В середине третьего экосеза зашевелились стулья в гостиной, где играли граф и Марья Дмитриевна, и большая часть почетных гостей и старички, потягиваясь после долгого сиденья и укладывая в карманы бумажники и кошельки, выходили в двери залы. Впереди шла Марья Дмитриевна с графом – оба с веселыми лицами. Граф с шутливою вежливостью, как то по балетному, подал округленную руку Марье Дмитриевне. Он выпрямился, и лицо его озарилось особенною молодецки хитрою улыбкой, и как только дотанцовали последнюю фигуру экосеза, он ударил в ладоши музыкантам и закричал на хоры, обращаясь к первой скрипке:
– Семен! Данилу Купора знаешь?
Это был любимый танец графа, танцованный им еще в молодости. (Данило Купор была собственно одна фигура англеза .)
– Смотрите на папа, – закричала на всю залу Наташа (совершенно забыв, что она танцует с большим), пригибая к коленам свою кудрявую головку и заливаясь своим звонким смехом по всей зале.
Действительно, всё, что только было в зале, с улыбкою радости смотрело на веселого старичка, который рядом с своею сановитою дамой, Марьей Дмитриевной, бывшей выше его ростом, округлял руки, в такт потряхивая ими, расправлял плечи, вывертывал ноги, слегка притопывая, и всё более и более распускавшеюся улыбкой на своем круглом лице приготовлял зрителей к тому, что будет. Как только заслышались веселые, вызывающие звуки Данилы Купора, похожие на развеселого трепачка, все двери залы вдруг заставились с одной стороны мужскими, с другой – женскими улыбающимися лицами дворовых, вышедших посмотреть на веселящегося барина.
– Батюшка то наш! Орел! – проговорила громко няня из одной двери.
Граф танцовал хорошо и знал это, но его дама вовсе не умела и не хотела хорошо танцовать. Ее огромное тело стояло прямо с опущенными вниз мощными руками (она передала ридикюль графине); только одно строгое, но красивое лицо ее танцовало. Что выражалось во всей круглой фигуре графа, у Марьи Дмитриевны выражалось лишь в более и более улыбающемся лице и вздергивающемся носе. Но зато, ежели граф, всё более и более расходясь, пленял зрителей неожиданностью ловких выверток и легких прыжков своих мягких ног, Марья Дмитриевна малейшим усердием при движении плеч или округлении рук в поворотах и притопываньях, производила не меньшее впечатление по заслуге, которую ценил всякий при ее тучности и всегдашней суровости. Пляска оживлялась всё более и более. Визави не могли ни на минуту обратить на себя внимания и даже не старались о том. Всё было занято графом и Марьею Дмитриевной. Наташа дергала за рукава и платье всех присутствовавших, которые и без того не спускали глаз с танцующих, и требовала, чтоб смотрели на папеньку. Граф в промежутках танца тяжело переводил дух, махал и кричал музыкантам, чтоб они играли скорее. Скорее, скорее и скорее, лише, лише и лише развертывался граф, то на цыпочках, то на каблуках, носясь вокруг Марьи Дмитриевны и, наконец, повернув свою даму к ее месту, сделал последнее па, подняв сзади кверху свою мягкую ногу, склонив вспотевшую голову с улыбающимся лицом и округло размахнув правою рукой среди грохота рукоплесканий и хохота, особенно Наташи. Оба танцующие остановились, тяжело переводя дыхание и утираясь батистовыми платками.

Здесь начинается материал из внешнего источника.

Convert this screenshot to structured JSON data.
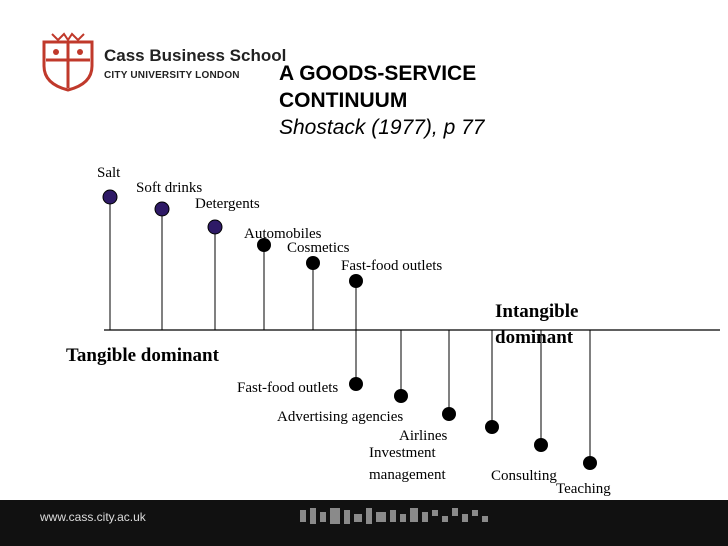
{
  "header": {
    "school_name": "Cass Business School",
    "school_sub": "CITY UNIVERSITY LONDON",
    "title_line1": "A GOODS-SERVICE",
    "title_line2": "CONTINUUM",
    "title_cite": "Shostack (1977), p 77"
  },
  "axis": {
    "left_label": "Tangible dominant",
    "right_label_line1": "Intangible",
    "right_label_line2": "dominant"
  },
  "tangible_items": [
    {
      "label": "Salt"
    },
    {
      "label": "Soft drinks"
    },
    {
      "label": "Detergents"
    },
    {
      "label": "Automobiles"
    },
    {
      "label": "Cosmetics"
    },
    {
      "label": "Fast-food outlets"
    }
  ],
  "intangible_items": [
    {
      "label": "Fast-food outlets"
    },
    {
      "label": "Advertising agencies"
    },
    {
      "label": "Airlines"
    },
    {
      "label": "Investment",
      "label2": "management"
    },
    {
      "label": "Consulting"
    },
    {
      "label": "Teaching"
    }
  ],
  "colors": {
    "tangible_marker": "#2e1a66",
    "intangible_marker": "#000000",
    "brand_red": "#c0392b",
    "footer": "#111111"
  },
  "footer": {
    "url": "www.cass.city.ac.uk"
  }
}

– Вот как в наше время танцовывали, ma chere, – сказал граф.
– Ай да Данила Купор! – тяжело и продолжительно выпуская дух и засучивая рукава, сказала Марья Дмитриевна.

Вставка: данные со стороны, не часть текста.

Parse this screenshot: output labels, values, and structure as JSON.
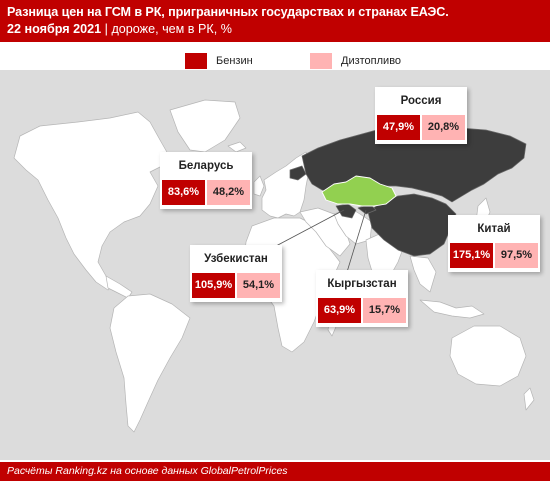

В то время как у Ростовых танцовали в зале шестой англез под звуки от усталости фальшививших музыкантов, и усталые официанты и повара готовили ужин, с графом Безухим сделался шестой удар. Доктора объявили, что надежды к выздоровлению нет; больному дана была глухая исповедь и причастие; делали приготовления для соборования, и в доме была суетня и тревога ожидания, обыкновенные в такие минуты. Вне дома, за воротами толпились, скрываясь от подъезжавших экипажей, гробовщики, ожидая богатого заказа на похороны графа. Главнокомандующий Москвы, который беспрестанно присылал адъютантов узнавать о положении графа, в этот вечер сам приезжал проститься с знаменитым Екатерининским вельможей, графом Безухим.
Великолепная приемная комната была полна. Все почтительно встали, когда главнокомандующий, пробыв около получаса наедине с больным, вышел оттуда, слегка отвечая на поклоны и стараясь как можно скорее пройти мимо устремленных на него взглядов докторов, духовных лиц и родственников. Князь Василий, похудевший и побледневший за эти дни, провожал главнокомандующего и что то несколько раз тихо повторил ему.
Проводив главнокомандующего, князь Василий сел в зале один на стул, закинув высоко ногу на ногу, на коленку упирая локоть и рукою закрыв глаза. Посидев так несколько времени, он встал и непривычно поспешными шагами, оглядываясь кругом испуганными глазами, пошел чрез длинный коридор на заднюю половину дома, к старшей княжне.
Находившиеся в слабо освещенной комнате неровным шопотом говорили между собой и замолкали каждый раз и полными вопроса и ожидания глазами оглядывались на дверь, которая вела в покои умирающего и издавала слабый звук, когда кто нибудь выходил из нее или входил в нее.
– Предел человеческий, – говорил старичок, духовное лицо, даме, подсевшей к нему и наивно слушавшей его, – предел положен, его же не прейдеши.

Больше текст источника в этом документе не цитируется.